According to research by Jean Pierre Misago at the African Center for Migration and Society, more than 350 foreigners have been killed in xenophobic attacks in South Africa since 2008. As a result, South Africa’s reputation as a refuge for the continent’s dispossessed has been shaken, steadily eroding the regional goodwill that once cemented the country’s position as an economic giant, arbiter of African disputes and example for peaceful reconciliation. If South Africa can’t get its own house in order, it can hardly lead the continent, lamented South Africa’s Nobel Peace Prize winner Archbishop Desmond Tutu in a statement released by his foundation. “Our rainbow nation that so filled the world with hope is being reduced to a grubby shadow of itself more likely to make the news for gross displays of callousness than for the glory that defined our transition to democracy under Nelson Mandela.”
That transition saw an influx of new migrants from Africa and Asia: out of a population of 51 million, estimates for the number of migrants range from 2 million to 5 million. Now several thousand Congolese, Zimbabweans, Malawians and Ethiopians that long considered South Africa to be their home have gathered in ad-hoc transit camps awaiting repatriation to countries they have not seen for years. On Saturday, Zimbabwean President Robert Mugabe, currently Chair of the African Union, expressed his “shock” and “disgust” over the attacks, which claimed two Zimbabwean lives. “Our own African people on the African continent must be treated with respect… If there is any issue arising from influx [of foreigners]… surely that can be discussed and measures can be taken to deal with and address the situation.”
In addition to inflammatory speeches by local and national leaders, the current outbreak of xenophobia has been linked to widespread dissatisfaction over the government’s inability, 21 years on, to reverse the poverty and income disparity that defined black lives under Apartheid.
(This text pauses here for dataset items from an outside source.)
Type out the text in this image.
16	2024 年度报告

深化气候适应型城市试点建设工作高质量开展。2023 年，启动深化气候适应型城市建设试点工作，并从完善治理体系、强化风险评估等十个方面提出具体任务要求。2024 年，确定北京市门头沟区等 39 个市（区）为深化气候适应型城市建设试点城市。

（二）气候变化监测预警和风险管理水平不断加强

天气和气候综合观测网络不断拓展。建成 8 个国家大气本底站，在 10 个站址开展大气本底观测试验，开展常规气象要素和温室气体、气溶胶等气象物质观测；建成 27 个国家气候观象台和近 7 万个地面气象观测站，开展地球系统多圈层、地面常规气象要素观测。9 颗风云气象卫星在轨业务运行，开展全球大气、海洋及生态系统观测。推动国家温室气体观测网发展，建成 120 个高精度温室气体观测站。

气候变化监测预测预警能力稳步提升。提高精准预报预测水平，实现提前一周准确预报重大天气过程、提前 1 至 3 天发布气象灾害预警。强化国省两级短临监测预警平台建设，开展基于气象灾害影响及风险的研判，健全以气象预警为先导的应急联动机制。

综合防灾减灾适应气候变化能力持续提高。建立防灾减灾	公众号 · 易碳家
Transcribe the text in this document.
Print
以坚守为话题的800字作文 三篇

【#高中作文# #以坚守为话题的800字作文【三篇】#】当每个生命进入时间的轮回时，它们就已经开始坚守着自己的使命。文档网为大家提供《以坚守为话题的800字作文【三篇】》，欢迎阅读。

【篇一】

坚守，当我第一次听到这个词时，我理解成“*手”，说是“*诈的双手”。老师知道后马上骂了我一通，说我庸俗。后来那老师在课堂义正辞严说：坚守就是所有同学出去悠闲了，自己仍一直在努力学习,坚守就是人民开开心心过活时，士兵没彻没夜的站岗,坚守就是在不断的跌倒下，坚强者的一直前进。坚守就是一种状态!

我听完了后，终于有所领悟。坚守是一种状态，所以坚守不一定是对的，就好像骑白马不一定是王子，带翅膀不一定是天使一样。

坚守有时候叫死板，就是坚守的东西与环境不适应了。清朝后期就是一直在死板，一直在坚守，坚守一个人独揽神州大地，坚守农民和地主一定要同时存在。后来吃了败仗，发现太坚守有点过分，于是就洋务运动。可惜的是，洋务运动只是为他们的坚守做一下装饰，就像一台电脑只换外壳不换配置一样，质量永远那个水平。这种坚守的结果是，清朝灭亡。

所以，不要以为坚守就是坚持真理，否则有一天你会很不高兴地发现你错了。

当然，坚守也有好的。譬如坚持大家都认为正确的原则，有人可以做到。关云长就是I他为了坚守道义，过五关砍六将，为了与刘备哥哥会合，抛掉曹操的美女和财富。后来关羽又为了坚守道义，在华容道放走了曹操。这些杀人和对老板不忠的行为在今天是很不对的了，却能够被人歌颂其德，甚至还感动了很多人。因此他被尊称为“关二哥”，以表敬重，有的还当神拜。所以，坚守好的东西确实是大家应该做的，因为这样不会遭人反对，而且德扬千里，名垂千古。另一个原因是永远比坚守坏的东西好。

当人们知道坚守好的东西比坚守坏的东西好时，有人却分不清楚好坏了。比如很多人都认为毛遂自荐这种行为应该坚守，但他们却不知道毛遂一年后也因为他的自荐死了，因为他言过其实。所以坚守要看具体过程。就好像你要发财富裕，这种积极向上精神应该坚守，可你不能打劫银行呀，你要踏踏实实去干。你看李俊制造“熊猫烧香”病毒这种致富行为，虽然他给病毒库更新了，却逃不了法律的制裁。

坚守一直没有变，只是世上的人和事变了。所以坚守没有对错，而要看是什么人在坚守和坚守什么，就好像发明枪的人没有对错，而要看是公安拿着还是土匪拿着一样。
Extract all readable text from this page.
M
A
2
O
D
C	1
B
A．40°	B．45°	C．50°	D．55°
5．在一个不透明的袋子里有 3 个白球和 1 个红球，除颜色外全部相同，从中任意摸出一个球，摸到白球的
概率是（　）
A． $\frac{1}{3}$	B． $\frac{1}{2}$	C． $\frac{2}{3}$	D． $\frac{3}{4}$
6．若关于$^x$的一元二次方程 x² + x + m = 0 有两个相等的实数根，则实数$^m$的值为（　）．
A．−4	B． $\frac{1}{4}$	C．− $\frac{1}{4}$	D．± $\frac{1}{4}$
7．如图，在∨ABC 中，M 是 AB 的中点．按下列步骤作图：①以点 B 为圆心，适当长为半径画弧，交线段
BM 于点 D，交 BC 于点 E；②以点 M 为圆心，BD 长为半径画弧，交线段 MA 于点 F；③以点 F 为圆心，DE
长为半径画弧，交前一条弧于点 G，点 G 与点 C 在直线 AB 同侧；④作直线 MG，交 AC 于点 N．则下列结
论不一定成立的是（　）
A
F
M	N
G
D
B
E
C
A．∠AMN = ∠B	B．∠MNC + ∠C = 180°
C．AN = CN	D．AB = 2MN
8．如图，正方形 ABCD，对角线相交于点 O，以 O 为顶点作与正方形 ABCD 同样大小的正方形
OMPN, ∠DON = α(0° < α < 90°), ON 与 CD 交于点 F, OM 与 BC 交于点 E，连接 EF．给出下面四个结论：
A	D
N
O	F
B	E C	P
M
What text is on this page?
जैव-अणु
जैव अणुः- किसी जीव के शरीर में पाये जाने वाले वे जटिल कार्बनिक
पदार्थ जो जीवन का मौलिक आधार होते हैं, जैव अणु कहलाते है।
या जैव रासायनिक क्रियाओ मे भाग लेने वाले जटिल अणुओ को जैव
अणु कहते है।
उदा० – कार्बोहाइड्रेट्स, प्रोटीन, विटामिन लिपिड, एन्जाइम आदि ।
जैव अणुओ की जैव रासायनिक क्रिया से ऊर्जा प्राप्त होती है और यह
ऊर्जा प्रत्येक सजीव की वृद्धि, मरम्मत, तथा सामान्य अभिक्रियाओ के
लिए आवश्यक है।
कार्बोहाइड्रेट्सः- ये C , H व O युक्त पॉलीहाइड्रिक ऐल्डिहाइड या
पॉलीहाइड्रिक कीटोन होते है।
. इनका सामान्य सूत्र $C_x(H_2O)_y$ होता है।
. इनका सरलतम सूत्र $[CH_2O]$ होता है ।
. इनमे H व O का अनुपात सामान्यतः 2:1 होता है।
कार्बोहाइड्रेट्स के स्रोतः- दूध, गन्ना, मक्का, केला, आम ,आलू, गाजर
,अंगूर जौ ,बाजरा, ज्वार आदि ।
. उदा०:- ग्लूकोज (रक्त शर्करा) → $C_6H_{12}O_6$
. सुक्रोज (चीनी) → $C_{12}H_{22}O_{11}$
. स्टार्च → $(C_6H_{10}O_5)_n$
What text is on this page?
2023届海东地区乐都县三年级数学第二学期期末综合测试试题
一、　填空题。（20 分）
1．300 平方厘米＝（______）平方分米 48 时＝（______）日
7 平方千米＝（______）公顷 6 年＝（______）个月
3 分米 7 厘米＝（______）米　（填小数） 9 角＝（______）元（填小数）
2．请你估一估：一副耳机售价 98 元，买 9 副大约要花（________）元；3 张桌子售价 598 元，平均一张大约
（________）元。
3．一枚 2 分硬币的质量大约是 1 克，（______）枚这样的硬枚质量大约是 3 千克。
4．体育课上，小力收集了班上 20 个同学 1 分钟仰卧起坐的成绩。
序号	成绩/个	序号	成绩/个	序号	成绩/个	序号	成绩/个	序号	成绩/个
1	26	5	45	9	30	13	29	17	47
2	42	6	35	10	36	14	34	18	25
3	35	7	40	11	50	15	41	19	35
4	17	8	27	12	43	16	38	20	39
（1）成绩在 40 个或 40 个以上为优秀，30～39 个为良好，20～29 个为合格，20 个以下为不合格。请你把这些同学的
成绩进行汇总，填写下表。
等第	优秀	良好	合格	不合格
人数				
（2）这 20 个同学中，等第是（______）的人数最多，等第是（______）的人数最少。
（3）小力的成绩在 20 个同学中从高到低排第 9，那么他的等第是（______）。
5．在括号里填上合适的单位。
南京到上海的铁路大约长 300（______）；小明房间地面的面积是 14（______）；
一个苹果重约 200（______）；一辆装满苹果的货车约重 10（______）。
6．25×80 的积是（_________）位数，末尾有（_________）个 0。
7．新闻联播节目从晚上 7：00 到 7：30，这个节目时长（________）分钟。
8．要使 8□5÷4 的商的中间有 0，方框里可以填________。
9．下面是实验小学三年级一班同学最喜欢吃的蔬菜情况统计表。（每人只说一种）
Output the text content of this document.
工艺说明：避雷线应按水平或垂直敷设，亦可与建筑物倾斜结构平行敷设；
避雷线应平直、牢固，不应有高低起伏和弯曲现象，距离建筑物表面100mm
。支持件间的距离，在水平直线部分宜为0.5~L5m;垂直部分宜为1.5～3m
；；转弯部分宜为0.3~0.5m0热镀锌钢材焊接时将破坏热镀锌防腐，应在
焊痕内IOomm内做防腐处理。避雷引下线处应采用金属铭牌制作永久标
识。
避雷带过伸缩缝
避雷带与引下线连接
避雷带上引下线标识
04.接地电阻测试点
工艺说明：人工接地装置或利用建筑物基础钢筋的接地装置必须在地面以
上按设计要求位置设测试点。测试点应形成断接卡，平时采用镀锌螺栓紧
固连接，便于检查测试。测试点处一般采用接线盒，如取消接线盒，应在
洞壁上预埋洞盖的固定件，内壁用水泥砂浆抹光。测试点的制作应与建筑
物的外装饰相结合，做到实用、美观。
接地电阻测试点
While the country has made significant progress in some areas, millions still live in shantytowns, and more than a quarter of the population is unemployed. Zulu King Zwelithini’s defenders claimed that portions of his speech had been taken out of context, but for a population already convinced that foreigners have taken advantage of a porous border and lax immigration laws to “steal” jobs, his complaints about “foreigners everywhere…. They dirty our streets… You find their unsightly goods hanging all over our shops” were ample tinder for a conflagration. Even though, according to research by fact clearing warehouse Africa Check, only four percent of the working population aged between 15 and 64 could be classed as “international migrants.”
President Zuma has pledged to halt the violence that is giving South Africa such a bad name. On Saturday, he told residents of one transit camp waiting for transport to their home countries, “Those who want to go home, when the violence stops you are welcome to return.” For many, it is already too late. “He says we will be safe, but it’s not safe for us,” Zimbabwean Ronald Dandavare told the Times newspaper as he waited to get on a bus destined for Zimbabwe. “People won’t listen. We will be killed one by one.” That’s exactly what the attacks were meant to achieve. Until the government can address the root causes of resentment, and the lawlessness that allows violence against foreigners to go unpunished, xenophobic attacks are likely to flare again.